Texte intégral
Madame la Ministre,
Monsieur le Président,
Mesdames et Messieurs,
Parler du cinéma français, c'est d'abord parler d'émotions et de plaisirs. Mes fonctions ne me permettent plus d'aller au cinéma aussi souvent que je le souhaiterais ; j'essaie cependant de préserver parfois quelques heures pour retrouver la magie des salles obscures. Je suis donc très heureux de l'occasion qui m'est donnée par le "premier rendez-vous européen du cinéma français", organisé à l'occasion des cinquante ans d'Unifrance, de vous accueillir aujourd'hui à l'hôtel Matignon. Tous ici - créateurs, artistes, producteurs, acheteurs et distributeurs, journalistes et critiques du cinéma - vous êtes intéressés par le cinéma français impliqués dans son avenir. C'est de l'action en faveur des créations françaises que je voudrais vous parler.
(I) Un système d'aides original a permis au cinéma français de s'affirmer en Europe et dans le monde. (II) Des faiblesses persistantes nous invitent à renforcer notre action dans le cadre-européen. (III) C'est en recherchant un nouvel équilibre dans le régime de diffusion et de soutien aux oeuvres que nous assurerons la pérennité de notre cinéma.
I - C'est la vertu essentielle de notre système d'aides que d'avoir permis au cinéma français, dans un contexte difficile - de conserver sa richesse et sa diversité. L'an dernier la France a produit ou co-produit plus de 180 films dont 147 d'initiative française. Films à grands moyens et effets spéciaux, films intimistes, comédies, drames : cette variété des créations doit à tout prix être préservée. "Industrie de prototype", le cinéma ne crée que des produits uniques. Il leur faut cependant trouver un public.
Dans cette quête du public le plus vaste, notre cinéma a des atouts : c'est son image, sa réputation, liées à son histoire, de Méliès à nos jours en passant par la Nouvelle Vague ; ce sont ses actrices et acteurs qui ont su se faire un nom au-delà de nos frontières ; c'est enfin le soutien, ouvert aux autres cultures, qu'il a apporté aux cinématographies du monde entier. Pour toutes ces raisons, le cinéma français constitue avec l'offre hollywoodienne une vraie alternative.
Pour jouer pleinement ce rôle alternatif, il doit savoir s'exporter.
L'exportation des films français, leur diffusion à l'étranger revêtent donc une importance capitale. Comme le Centre national de la cinématographie, comme les postes culturels et audiovisuels du ministère des Affaires étrangères, Unifrance y contribue. Sa création témoigne de la volonté de votre profession et des pouvoirs publiés d'ouvrir le cinéma français aux marchés extérieurs. Cinquante ans après, le retour du public vers les salles obscures est le fruit d'efforts tenaces et constants. Notre cinéma est en Europe le plus présent dans les coproductions internationales, et tout spécialement inter-européennes. Les films français les plus coûteux sont dans la plupart des cas "prévendus " en Europe, qui est ainsi devenue leur débouché naturel.

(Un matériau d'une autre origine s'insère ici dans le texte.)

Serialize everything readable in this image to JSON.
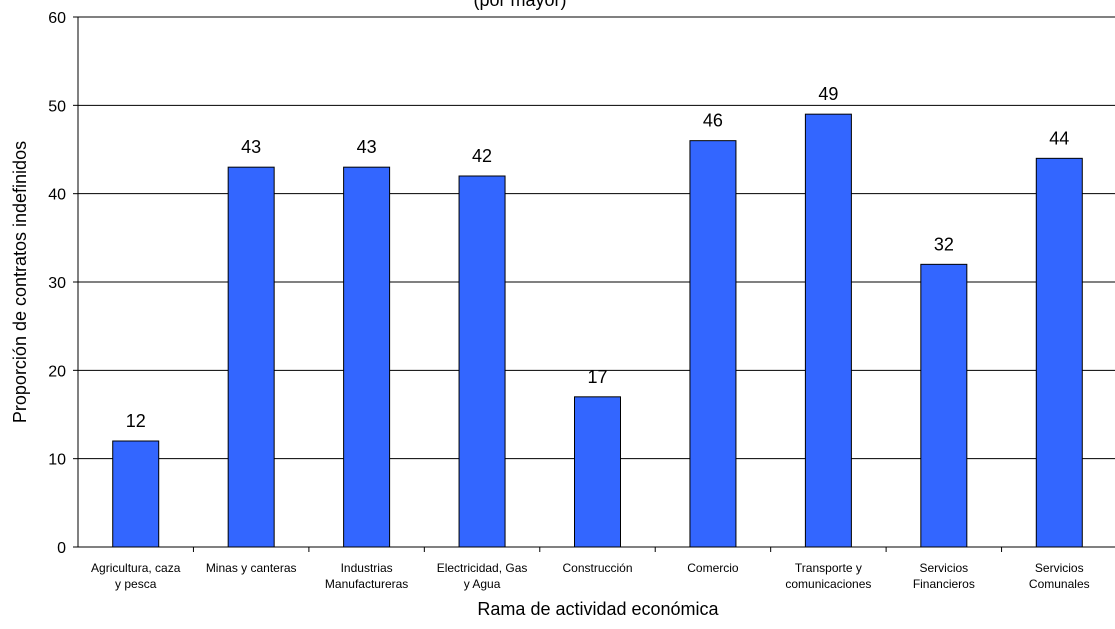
{
  "chart_data": {
    "type": "bar",
    "title": "(por mayor)",
    "xlabel": "Rama de actividad económica",
    "ylabel": "Proporción de contratos indefinidos",
    "ylim": [
      0,
      60
    ],
    "yticks": [
      0,
      10,
      20,
      30,
      40,
      50,
      60
    ],
    "grid": true,
    "categories": [
      [
        "Agricultura, caza",
        "y pesca"
      ],
      [
        "Minas y canteras"
      ],
      [
        "Industrias",
        "Manufactureras"
      ],
      [
        "Electricidad, Gas",
        "y Agua"
      ],
      [
        "Construcción"
      ],
      [
        "Comercio"
      ],
      [
        "Transporte  y",
        "comunicaciones"
      ],
      [
        "Servicios",
        "Financieros"
      ],
      [
        "Servicios",
        "Comunales"
      ]
    ],
    "values": [
      12,
      43,
      43,
      42,
      17,
      46,
      49,
      32,
      44
    ],
    "colors": {
      "bar_fill": "#3366FF",
      "bar_stroke": "#000000",
      "grid": "#000000"
    }
  }
}
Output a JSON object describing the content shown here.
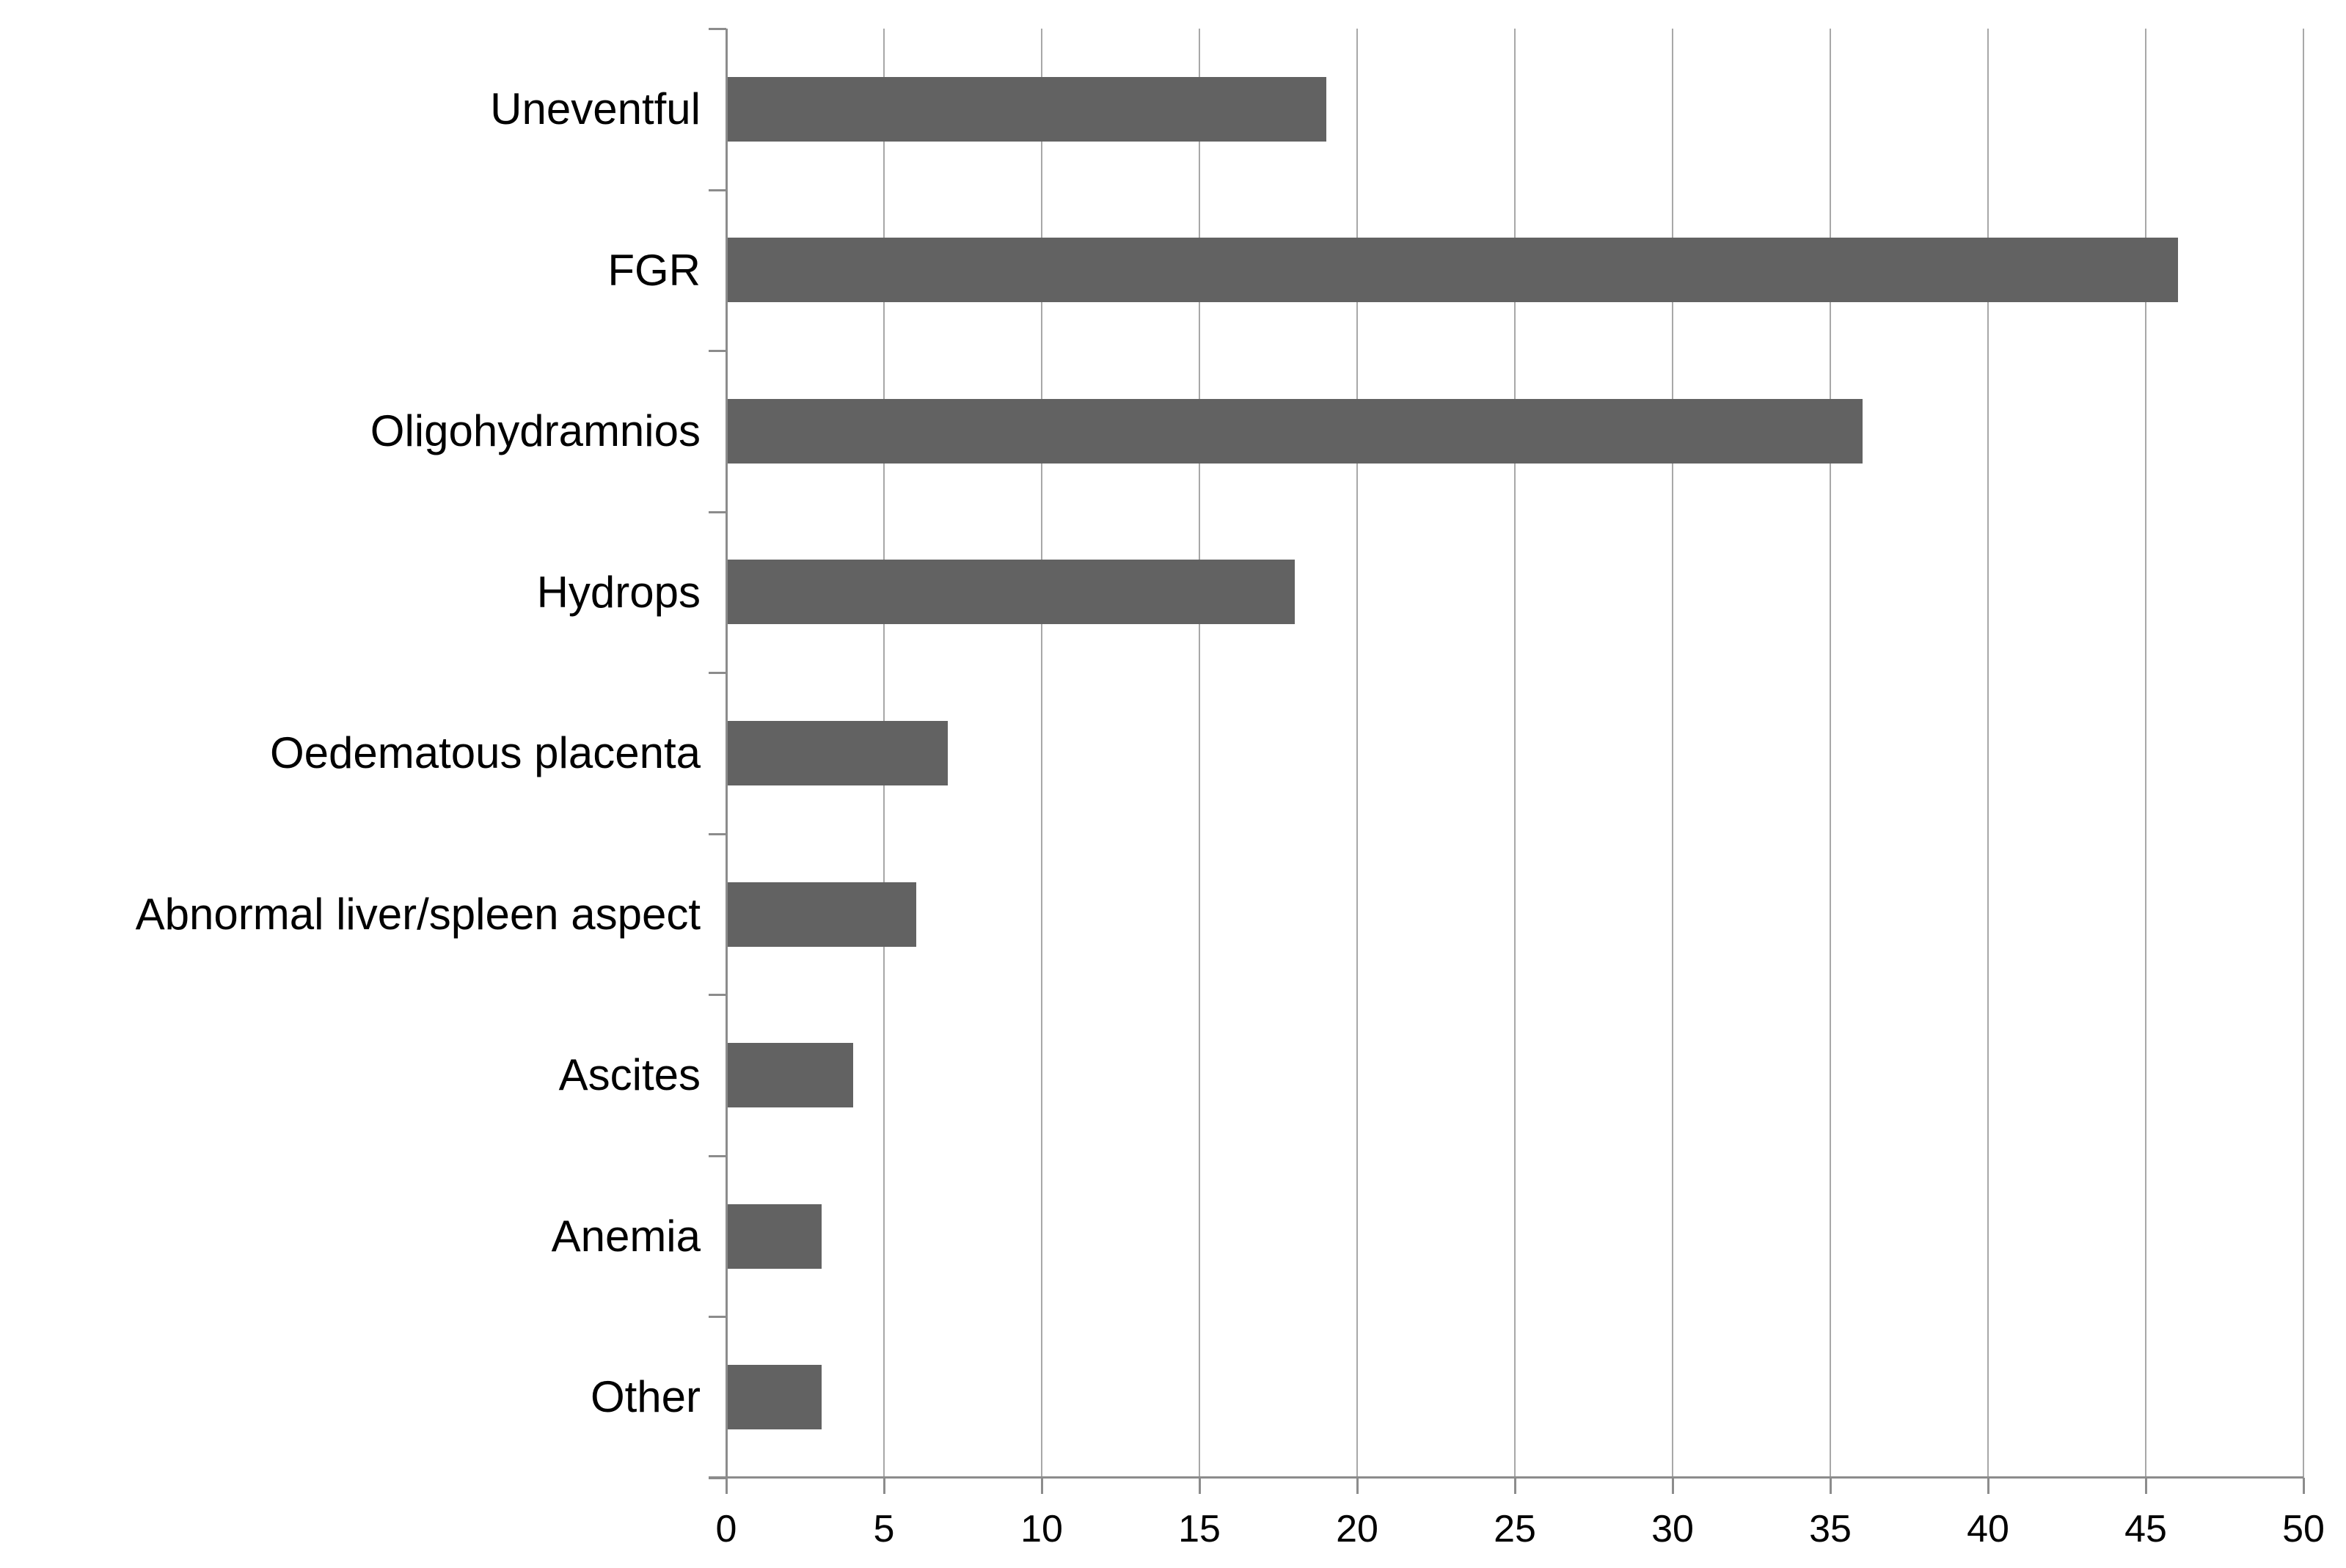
{
  "chart_data": {
    "type": "bar",
    "orientation": "horizontal",
    "title": "",
    "xlabel": "",
    "ylabel": "",
    "categories": [
      "Uneventful",
      "FGR",
      "Oligohydramnios",
      "Hydrops",
      "Oedematous placenta",
      "Abnormal liver/spleen aspect",
      "Ascites",
      "Anemia",
      "Other"
    ],
    "values": [
      19,
      46,
      36,
      18,
      7,
      6,
      4,
      3,
      3
    ],
    "xlim": [
      0,
      50
    ],
    "x_ticks": [
      0,
      5,
      10,
      15,
      20,
      25,
      30,
      35,
      40,
      45,
      50
    ],
    "grid": true,
    "legend": false,
    "colors": {
      "bar": "#626262",
      "gridline": "#a8a8a8",
      "axis": "#8c8c8c",
      "text": "#000000",
      "background": "#ffffff"
    }
  }
}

Mais le cinéma français a aussi ses faiblesses.
II. Ces faiblesses persistantes nous invitent à renforcer notre action dans le cadre européen.
Comme les autres cinémas européens, le cinéma français a connu des difficultés. La baisse des entrées en Europe commence à peine à être enrayée. Elle n'a laissé aux films non nationaux et non américains qu'une place réduite. Les nouvelles chaînes européennes, aux ressources modestes, sont sensibles à la pression des distributeurs américains, dont notre continent constitue le premier marché étranger. La France reste donc attachée au régime européen des quotas que garantit la directive "Télévision transfrontières". J'ai rappelé, à plusieurs reprises, qu'à nos yeux le cinéma n'est pas un produit comme un autre. J'ai annoncé solennellement que la France refusait de participer plus longtemps à la négociation de l'AMI, qui a, de ce fait, été interrompue. D'autres négociations sont en cours : la France défendra partout avec la même détermination l'exception culturelle. Car protéger le cinéma européen, c'est préserver notre identité, et donner à nos créateurs un espace de liberté indispensable.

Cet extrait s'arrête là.